In the triangle \(ABC\) the heights \(AD\) and \(CE\) intersect at the point \(F\). It is known that \(CF=AF\). Prove that the triangle \(ABC\) is isosceles.

In the triangle \(ABC\) the angle \(\angle ABC = 120^{\circ}\). The segments \(AF,\, BE\), and \(CD\) are the bisectors of the corresponding angles of the triangle \(ABC\). Prove that the angle \(\angle DEF = 90^{\circ}\).
image

In the triangle \(ABC\) the lines \(AE\) and \(CD\) are the bisectors of the angles \(\angle BAC\) and \(\angle BCA\), intersecting at the point \(I\). In the triangle \(BDE\) the lines \(DG\) and \(EF\) are the bisectors of the angles \(\angle BDE\) and \(\angle BED\), intersecting at the point \(H\).
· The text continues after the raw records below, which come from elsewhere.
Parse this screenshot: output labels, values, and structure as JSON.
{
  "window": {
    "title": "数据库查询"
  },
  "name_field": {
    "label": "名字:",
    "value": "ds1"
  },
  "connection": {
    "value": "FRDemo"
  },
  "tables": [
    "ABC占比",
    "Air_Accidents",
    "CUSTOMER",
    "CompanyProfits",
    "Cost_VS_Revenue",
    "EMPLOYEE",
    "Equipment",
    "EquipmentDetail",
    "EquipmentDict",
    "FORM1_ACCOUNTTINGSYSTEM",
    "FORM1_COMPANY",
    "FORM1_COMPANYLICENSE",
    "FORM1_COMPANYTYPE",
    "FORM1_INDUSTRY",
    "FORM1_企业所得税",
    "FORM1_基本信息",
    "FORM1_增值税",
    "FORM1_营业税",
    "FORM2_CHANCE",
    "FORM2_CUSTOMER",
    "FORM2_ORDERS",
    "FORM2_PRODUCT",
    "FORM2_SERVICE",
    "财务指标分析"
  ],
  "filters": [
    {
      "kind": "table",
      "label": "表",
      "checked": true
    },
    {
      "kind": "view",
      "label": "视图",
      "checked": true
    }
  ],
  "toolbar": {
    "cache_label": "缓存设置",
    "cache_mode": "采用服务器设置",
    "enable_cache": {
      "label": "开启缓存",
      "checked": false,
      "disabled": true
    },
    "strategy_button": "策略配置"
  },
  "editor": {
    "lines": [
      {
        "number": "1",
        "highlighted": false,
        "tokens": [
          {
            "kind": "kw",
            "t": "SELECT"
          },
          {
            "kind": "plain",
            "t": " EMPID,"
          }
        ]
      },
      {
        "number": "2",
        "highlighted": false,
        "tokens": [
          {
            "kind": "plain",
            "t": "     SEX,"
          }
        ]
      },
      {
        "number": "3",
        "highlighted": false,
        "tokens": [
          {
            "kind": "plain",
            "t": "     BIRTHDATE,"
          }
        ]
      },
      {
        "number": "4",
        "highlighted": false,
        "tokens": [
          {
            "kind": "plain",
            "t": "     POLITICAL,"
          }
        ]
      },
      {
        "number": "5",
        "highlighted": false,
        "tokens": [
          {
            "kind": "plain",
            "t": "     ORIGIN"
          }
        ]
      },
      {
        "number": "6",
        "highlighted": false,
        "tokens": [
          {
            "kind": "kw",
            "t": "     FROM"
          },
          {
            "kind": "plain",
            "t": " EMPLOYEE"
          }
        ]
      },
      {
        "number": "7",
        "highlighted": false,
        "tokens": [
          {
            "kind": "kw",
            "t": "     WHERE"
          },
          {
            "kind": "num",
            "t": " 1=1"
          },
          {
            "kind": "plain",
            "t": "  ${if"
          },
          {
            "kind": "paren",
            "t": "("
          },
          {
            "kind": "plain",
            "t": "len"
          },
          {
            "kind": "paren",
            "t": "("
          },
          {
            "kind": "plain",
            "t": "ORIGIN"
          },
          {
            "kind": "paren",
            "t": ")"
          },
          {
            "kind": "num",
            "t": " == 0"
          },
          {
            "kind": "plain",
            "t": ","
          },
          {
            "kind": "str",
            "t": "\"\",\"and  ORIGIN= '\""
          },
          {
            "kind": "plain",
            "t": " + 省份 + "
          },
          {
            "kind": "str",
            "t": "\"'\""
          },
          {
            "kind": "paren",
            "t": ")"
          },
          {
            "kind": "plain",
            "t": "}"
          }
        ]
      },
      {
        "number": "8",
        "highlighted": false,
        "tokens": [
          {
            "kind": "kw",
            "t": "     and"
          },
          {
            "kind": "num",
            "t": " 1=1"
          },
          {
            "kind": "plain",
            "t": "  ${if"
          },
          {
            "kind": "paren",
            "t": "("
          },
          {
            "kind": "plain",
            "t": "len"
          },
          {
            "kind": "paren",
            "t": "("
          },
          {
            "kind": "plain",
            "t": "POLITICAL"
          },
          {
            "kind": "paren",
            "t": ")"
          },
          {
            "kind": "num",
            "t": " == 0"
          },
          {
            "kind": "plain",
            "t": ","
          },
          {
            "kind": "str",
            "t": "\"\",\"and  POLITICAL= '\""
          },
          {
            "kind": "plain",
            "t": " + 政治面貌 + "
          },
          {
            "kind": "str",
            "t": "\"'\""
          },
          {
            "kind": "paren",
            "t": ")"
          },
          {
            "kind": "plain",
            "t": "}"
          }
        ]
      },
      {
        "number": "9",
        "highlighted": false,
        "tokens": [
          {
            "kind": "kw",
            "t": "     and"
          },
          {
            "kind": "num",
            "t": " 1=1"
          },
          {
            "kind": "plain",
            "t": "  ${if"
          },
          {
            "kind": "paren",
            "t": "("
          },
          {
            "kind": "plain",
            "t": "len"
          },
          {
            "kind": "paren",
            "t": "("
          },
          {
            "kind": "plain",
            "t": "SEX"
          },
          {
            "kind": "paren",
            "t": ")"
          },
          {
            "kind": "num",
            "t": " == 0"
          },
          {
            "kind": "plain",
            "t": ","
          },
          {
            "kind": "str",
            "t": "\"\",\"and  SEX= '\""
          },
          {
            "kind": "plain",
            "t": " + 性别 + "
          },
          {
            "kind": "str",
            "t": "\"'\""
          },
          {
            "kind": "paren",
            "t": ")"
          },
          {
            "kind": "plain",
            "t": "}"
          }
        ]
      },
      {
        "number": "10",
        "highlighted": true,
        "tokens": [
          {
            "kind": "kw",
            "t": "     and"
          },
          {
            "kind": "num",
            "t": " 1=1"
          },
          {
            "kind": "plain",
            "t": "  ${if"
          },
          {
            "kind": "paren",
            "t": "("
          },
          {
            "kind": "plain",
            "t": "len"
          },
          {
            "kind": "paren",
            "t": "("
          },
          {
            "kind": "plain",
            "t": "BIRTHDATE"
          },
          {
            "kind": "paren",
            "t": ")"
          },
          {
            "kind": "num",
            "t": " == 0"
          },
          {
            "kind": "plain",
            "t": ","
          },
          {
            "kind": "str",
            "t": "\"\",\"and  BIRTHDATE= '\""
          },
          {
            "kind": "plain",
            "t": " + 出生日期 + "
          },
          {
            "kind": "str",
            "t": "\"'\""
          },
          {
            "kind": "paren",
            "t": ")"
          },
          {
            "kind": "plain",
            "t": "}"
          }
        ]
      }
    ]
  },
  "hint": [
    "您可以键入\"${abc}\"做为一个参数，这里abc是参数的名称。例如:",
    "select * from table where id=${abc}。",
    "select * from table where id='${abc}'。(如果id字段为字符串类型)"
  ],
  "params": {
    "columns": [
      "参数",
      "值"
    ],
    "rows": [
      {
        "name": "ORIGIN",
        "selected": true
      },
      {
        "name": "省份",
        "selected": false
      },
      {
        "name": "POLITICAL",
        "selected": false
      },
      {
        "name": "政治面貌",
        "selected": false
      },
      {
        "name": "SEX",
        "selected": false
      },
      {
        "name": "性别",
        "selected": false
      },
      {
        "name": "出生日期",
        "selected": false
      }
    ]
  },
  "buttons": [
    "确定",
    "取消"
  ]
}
Prove that the points \(B,\,H,\, I\) are situated on one straight line.
image

In the triangle \(ABC\) the points \(D,E,F\) are chosen on the sides \(AB, BC, AC\) in such a way that \(\angle ADF = \angle BDE\), \(\angle AFD = \angle CFE\), \(\angle CEF = \angle BED\). Prove that the segments \(AE, BF, CD\) are the heights of the triangle \(ABC\).
image

Can you cover a \(10 \times 10\) board using only \(T\)-shaped tetrominos?

A broken calculator can only do several operations: multiply by \(2\), divide by \(2\), multiply by \(3\), divide by \(3\), multiply by \(5\), and divide by \(5\). Using this calculator any number of times, could you start with the number \(12\) and end up with \(49\)?

The numbers \(1\) through \(12\) are written on a board. You can erase any two of these numbers (call them \(a\) and \(b\)) and replace them with the number \(a+b-1\). Notice that in doing so, you remove one number from the total, so after \(11\) such operations, there will be just one number left. What could this number be?

There are real numbers written on each field of a \(m \times n\) chessboard. Some of them are negative, some are positive. In one move we can multiply all the numbers in one column or row by \(-1\). Is that always possible to obtain a chessboard where sums of numbers in each row and column are non-negative?

Tom found a large, old clock face and put \(12\) sweets on the number \(12\). Then he started to play a game: in each move he moves one sweet to the next number clockwise, and some other to the next number anticlockwise. Is it possible that after finite number of steps there is exactly \(1\) of the sweets on each number?